McGlamery Base Camp

McGlamery Genealogy

The surname McGlamery is probably of Scots-Irish (also known as Ulster Scot) origin. It has been found as a surname in North America since before the American Revolution. Various forms of the name are found in records in both the U.S. and Northern Ireland, although McGlamery appears to be the original form in Ulster. Other present-day forms include McGlamry, McGlammery, and McGlamory.

The origin of the name is a mystery. It is possibly a corruption of McGladery or Montgomery. The closest Scottish septs are probably Lamont, particularly the surname McLemore, and Montgomery.

An article published in the Atlanta Journal-Constitution (of unknown date, unfortunately; it was clipped by my maternal grandmother, sometime in the 1970s, I believe) states the following:


This is an Irish patronymical name, originally written MagLabrad, and later Anglicized to Mac Lamery, MacClory, and Maglamery. The meaning is “son of the spokesman, or advocate.”

The name is found only in Ulster, the Northern nine counties of Ireland which have been under English control since early in the 17th century, and is very rare there. This accounts for the early appearance of the name in the American Colonies. Around 200,000 “Scotch-Irish” came to the Colonies from this area between 1700 and 1768. Only a very few Irish people came with them; some because they had married Scots and some to escape the religious and political persecutions imposed against the Presbyterians and Catholics.

The 1790 census records lists (sic) Edward and Jesse McGlamery in North Carolina, John McGlamory in South Carolina and John McGlamery and Matthew McGlamory in Virginia.

The accuracy of the above article is unverified. The commentary on few Irish coming with the Ulster Scots seems to imply that McGlamery is a true Irish name and not Scots in origin. This same history has been given for McGladery. McGladery descendants, however, seem to be Roman Catholic generally, whereas the earliest records for the McGlamerys in colonial Maryland indicate they were Protestant.

McGlamerys in Northern Ireland

A search of the records available online at the Public Records Office of Northern Ireland (PRONI), lists three different McGlamerys/McGlammerys:

  • Andrew McGlamery: listed as a freeholder (property owner or renter of 40-pence or more) and resident of Ballyclose in the County Antrim Deputy’s Book for 30 May 1776. His original registration date is given as 17 January 1754.
  • James McGlamery: filed a will in Ahoghill, County Antrim, in 1758.
  • John McGlammery: listed as a freeholder and resident of Tyrearly in County Armagh in 1818.

Consequently, one can infer that by the mid-1700s, the name form had stabilized to McGlamery or McGlammery in Ireland, whatever its origins.
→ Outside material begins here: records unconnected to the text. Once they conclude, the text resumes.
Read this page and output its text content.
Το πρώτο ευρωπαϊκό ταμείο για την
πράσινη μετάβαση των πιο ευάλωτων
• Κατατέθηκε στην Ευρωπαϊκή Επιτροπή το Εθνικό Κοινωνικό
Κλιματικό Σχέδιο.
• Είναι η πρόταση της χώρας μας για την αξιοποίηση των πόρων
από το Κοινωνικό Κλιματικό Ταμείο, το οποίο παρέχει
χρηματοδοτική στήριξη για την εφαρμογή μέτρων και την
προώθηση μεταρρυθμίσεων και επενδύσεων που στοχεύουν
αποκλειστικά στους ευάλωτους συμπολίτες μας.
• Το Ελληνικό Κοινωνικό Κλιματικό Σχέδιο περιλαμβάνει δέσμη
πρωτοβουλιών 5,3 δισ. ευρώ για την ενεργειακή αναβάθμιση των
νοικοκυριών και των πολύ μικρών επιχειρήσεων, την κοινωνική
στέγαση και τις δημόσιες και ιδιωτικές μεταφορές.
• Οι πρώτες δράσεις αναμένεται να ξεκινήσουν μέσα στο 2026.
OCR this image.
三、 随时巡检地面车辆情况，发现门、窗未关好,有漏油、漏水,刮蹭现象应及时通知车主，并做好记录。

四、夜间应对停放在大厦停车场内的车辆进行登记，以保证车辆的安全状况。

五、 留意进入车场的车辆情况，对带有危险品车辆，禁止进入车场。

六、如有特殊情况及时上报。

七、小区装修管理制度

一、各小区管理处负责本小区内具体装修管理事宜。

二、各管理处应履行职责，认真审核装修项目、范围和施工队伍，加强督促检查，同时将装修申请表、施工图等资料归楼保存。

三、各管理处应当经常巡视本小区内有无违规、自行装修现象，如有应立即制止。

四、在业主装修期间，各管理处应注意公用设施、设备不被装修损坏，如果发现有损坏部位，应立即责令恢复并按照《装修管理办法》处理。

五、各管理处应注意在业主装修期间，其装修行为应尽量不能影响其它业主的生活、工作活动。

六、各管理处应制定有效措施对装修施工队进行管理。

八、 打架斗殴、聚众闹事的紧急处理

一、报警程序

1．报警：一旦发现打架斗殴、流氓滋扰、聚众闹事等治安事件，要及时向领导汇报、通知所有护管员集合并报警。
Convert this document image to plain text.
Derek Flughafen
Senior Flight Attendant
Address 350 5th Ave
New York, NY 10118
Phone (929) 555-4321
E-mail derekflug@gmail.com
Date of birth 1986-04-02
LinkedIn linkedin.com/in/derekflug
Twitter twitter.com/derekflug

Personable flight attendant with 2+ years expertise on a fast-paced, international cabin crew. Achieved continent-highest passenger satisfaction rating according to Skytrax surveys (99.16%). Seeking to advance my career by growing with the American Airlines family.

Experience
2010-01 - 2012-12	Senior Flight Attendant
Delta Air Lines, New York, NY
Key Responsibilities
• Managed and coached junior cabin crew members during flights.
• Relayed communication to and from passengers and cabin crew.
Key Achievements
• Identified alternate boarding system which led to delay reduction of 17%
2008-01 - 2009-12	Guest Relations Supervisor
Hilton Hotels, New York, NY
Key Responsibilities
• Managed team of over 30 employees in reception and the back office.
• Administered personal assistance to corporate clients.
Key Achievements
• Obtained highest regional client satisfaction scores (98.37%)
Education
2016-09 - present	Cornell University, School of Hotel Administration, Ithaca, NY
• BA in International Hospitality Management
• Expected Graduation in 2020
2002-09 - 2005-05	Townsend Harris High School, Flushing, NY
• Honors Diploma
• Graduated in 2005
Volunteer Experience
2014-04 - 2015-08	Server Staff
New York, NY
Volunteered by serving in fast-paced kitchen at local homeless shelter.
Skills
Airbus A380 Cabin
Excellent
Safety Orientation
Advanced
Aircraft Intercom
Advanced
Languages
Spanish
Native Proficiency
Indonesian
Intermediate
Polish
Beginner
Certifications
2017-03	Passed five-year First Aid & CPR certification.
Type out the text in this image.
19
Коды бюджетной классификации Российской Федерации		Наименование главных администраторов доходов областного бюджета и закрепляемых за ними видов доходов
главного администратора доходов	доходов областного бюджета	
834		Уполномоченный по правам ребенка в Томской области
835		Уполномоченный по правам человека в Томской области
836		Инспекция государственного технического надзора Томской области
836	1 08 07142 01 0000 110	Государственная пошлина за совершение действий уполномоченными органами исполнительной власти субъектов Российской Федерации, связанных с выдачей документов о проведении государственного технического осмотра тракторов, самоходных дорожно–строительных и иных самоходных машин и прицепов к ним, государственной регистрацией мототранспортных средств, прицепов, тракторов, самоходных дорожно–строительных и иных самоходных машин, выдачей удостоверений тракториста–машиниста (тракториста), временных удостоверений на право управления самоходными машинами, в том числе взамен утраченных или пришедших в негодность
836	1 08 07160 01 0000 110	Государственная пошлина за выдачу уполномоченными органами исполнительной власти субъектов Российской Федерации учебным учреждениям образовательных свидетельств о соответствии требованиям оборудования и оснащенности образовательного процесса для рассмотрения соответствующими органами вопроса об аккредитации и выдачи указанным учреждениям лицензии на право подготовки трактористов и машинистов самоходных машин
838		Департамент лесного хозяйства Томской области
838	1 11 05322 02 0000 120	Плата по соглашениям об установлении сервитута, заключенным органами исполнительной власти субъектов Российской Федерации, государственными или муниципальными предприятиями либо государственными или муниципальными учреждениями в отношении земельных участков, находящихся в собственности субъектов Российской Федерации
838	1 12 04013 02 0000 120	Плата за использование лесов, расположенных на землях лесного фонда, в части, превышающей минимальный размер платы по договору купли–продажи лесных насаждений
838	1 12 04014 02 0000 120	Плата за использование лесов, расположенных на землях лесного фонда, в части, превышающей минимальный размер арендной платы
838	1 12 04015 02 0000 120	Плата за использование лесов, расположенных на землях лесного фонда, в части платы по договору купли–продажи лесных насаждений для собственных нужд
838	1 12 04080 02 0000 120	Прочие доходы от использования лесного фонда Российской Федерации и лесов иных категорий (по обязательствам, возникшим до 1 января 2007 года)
McGlamerys in North America

McGlamery descendants in North America are not all descended from a single immigrant progenitor. Rather, they are descended from one of several waves of immigrants.

McGlamerys in Colonial Maryland

Interestingly, the earliest documented appearances of the name McGlamery or its variants are in the State of Maryland and not Northern Ireland. Edward McGlamery arrived in Maryland in 1688 or before, which is attested to by his registration of a cattle mark in Somerset County. The timing of Edward’s appearance is coincident with the beginning of the Glorious Revolution in Great Britain and might be more than coincidental. Edward’s descendants were Protestant, so he was likely Protestant, and the reign of James II might well have been a driver of his emigration from Ireland.

McGlamerys in Colonial South Carolina

William McGlamery and his family departed Belfast, County Antrim, Ireland about 10 October 1767 on the Brig Lord Dungannon. They arrived in Charles Town (now Charleston), South Carolina, in February of 1768. They settled in the old Ninety-six District, in what is now Newberry County, South Carolina.

McGlamerys in North Carolina

Brothers George and Jesse McGlamery first appear in Rutherford County, North Carolina, in 1785 with registration by George’s sister, Sarah, of 100 acres along No Business Creek (now in Cleveland County) in George’s name. Subsequent registrations by George and Jesse were made in Rutherford County afterward. As noted above, both are listed in the 1790 census for Rutherford County.